Cleaning up Ja
published: Friday | September 5, 2003
THE EDITOR, Sir:
IF PEOPLE feel boxed in, hopeless, and ignored many of them may respond in a disorderly and unlawful manner. Let us work more on taking industries to the rural areas so that people are less enticed to migrate to urban areas that are already so overcrowded and overburdened. Let us activate the police to enforce the laws that are breached and blatantly broken each day particularly those laws relating to squatting and littering. Land owners/occupiers must be made responsible for the upkeep of buildings and lands at a specified minimal level. The many land strips adjacent to gullies that have become prime squatter settlements must be cleared, planted with trees and maintained. There must be an established programme in which public areas are regularly cleaned - roads, parks, parking areas, bus bays, public lavatories, etc.

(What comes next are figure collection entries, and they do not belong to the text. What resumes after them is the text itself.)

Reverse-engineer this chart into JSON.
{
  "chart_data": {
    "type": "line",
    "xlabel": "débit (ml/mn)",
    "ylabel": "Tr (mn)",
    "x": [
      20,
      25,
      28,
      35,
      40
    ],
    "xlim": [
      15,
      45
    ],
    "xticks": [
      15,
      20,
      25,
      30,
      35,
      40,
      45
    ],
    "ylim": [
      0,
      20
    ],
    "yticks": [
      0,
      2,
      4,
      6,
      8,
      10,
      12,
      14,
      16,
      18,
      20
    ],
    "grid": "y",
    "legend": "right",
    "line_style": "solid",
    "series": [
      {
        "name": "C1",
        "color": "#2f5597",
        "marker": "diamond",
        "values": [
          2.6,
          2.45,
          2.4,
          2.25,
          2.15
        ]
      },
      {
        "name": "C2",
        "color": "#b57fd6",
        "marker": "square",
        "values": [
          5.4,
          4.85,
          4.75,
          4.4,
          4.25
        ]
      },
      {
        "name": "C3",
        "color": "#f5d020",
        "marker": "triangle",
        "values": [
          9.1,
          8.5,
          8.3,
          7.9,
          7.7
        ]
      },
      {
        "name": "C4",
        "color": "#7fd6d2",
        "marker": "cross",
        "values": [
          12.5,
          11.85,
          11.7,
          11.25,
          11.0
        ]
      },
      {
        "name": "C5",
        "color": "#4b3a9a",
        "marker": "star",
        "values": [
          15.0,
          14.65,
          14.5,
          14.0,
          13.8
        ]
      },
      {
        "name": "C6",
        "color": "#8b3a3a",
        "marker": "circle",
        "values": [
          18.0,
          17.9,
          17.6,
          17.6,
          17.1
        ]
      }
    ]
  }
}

With all my dreams of a cleaner more pleasing-to-look-at and pleasing-to-live-in environment the actions of many of my fellow Jamaicans just daunt me. Imagine an elderly man with what appears to be the remains of about three mattresses walking in broad daylight on Red Hills Road in a crowded area and dumping these mattresses in the gully. A close relative of mine said she looked in dismay as the man disposed of his refuse seemingly oblivious to those around him. Is this now the norm? Are we to just sit back and watch the entire nation become a pile of garbage infested by mosquitoes and every kind of disease-causing rodents?